The dismal failure of Turkey’s public diplomacy

The dismal failure of Turkey’s public diplomacy

It is doubtful that President Recep Tayyip Erdoğan’s bodyguards feel even an inkling of remorse over the recent public relations disaster they caused for Turkey.

The violent fight they engaged in Washington with sympathizers of the Kurdistan Workers’ Party (PKK) - which is outlawed by Turkey and the U.S. – and the People’s Protection Units (YPG) in Syria – which Ankara has failed to convince Washington is a terrorist organization, has done little to improve Turkey’s international image.

The bodyguards have been primed for such moments at home and are therefore more likely to feel a sense of satisfaction for having “shown Turkey’s enemies that they will give them no respite anywhere in the world, even the U.S. capital.” 

The diplomatic fallout of their actions is clearly of no concern to them either. They live in the domain of impulsive rather than rational behavior, and acting in the manner they did comes naturally to them.

Considering the continued sense of outrage among Americans that it caused, the ramifications of this event, which elicited a non-binding resolution from the U.S. Congress condemning Turkey, will linger. 

It should not be hard for Turks to understand this outrage if one reverses the situation in one’s mind.

 Imagine the reaction among Turks if U.S. presidential body guards attacked anti-American demonstrators in Turkey – of which there are always plenty – during a high-level state visit, leaving them bloodied and bruised. 

The bottom line is that whatever little success Erdoğan’s visit to Washington had - and there was not much of that anyway - was seriously overshadowed by this incident. 

For Americans, the fight outside the Turkish Embassy was a concrete example of Erdoğan carrying his authoritarian tendencies to Washington. 

For the Turkish side it was just another example of Western collusion with anti-Turkish terrorists, and therefore the response to the demonstrators outside the embassy was totally justified.

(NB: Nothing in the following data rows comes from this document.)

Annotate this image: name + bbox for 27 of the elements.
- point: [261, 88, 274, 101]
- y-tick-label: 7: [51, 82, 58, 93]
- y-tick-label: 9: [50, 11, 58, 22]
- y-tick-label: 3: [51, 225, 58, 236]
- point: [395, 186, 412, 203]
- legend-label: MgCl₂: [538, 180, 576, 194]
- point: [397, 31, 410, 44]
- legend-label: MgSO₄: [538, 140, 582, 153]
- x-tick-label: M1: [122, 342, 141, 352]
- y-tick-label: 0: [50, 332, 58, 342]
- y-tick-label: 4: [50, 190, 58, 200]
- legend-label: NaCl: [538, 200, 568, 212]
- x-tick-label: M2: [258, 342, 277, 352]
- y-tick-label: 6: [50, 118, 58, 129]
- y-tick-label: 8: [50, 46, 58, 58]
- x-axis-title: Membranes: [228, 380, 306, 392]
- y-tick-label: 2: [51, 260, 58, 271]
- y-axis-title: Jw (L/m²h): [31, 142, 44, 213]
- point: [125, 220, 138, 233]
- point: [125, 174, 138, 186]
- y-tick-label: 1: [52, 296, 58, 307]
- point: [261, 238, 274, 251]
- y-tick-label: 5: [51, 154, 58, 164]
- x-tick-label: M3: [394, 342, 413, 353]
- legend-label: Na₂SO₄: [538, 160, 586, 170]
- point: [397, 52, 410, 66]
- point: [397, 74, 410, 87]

Ankara insists that the U.S. police did not take the necessary precautions against the demonstrators, leaving the Turkish side with no choice but to do this.

The problem with this argument, however, is that angry demonstrators chanting angry slogans against a visiting dignitary cannot be legally prevented in the U.S. unless the demonstrations turn violent and endanger lives. 

We are dealing therefore with two diametrically opposed and seemingly irreconcilable understandings of democracy.

The effects of the ugly scenes outside the embassy will no doubt be felt in future visits by Erdoğan, or members of his cabinet, to the U.S. For one thing, the police in Washington D.C., and indeed anywhere else in the U.S., will be ready the next time around against Turkish bodyguards, even if they carry diplomatic passports, after having been left looking incompetent during this incident.

The U.S. administration – which has lodged a formal protest with Ankara - will also be more alert the text time, since the situation caused a public outcry and resulted in a Congressional resolution. Erdoğan will probably be unable to take the same body guards on his next U.S. trip, whenever that might be, and will face other U.S. precautions. 

What’s more, sympathy among Americans, especially in the U.S. Congress, for the Kurdish groups that Turkey considers to be terrorists will also have soared. 

In short, Ankara’s already difficult job in the West has only become harder with this incident, which has also stoked more anti-Turkish sentiments among Americans and Europeans, spurred by their deep dislike of Erdoğan. 

One cannot help wonder who is running Erdoğan’s public diplomacy operation these days, a time when Turkey’s international image is already sufficiently tarnished. Whoever it is, they are not doing a very good job.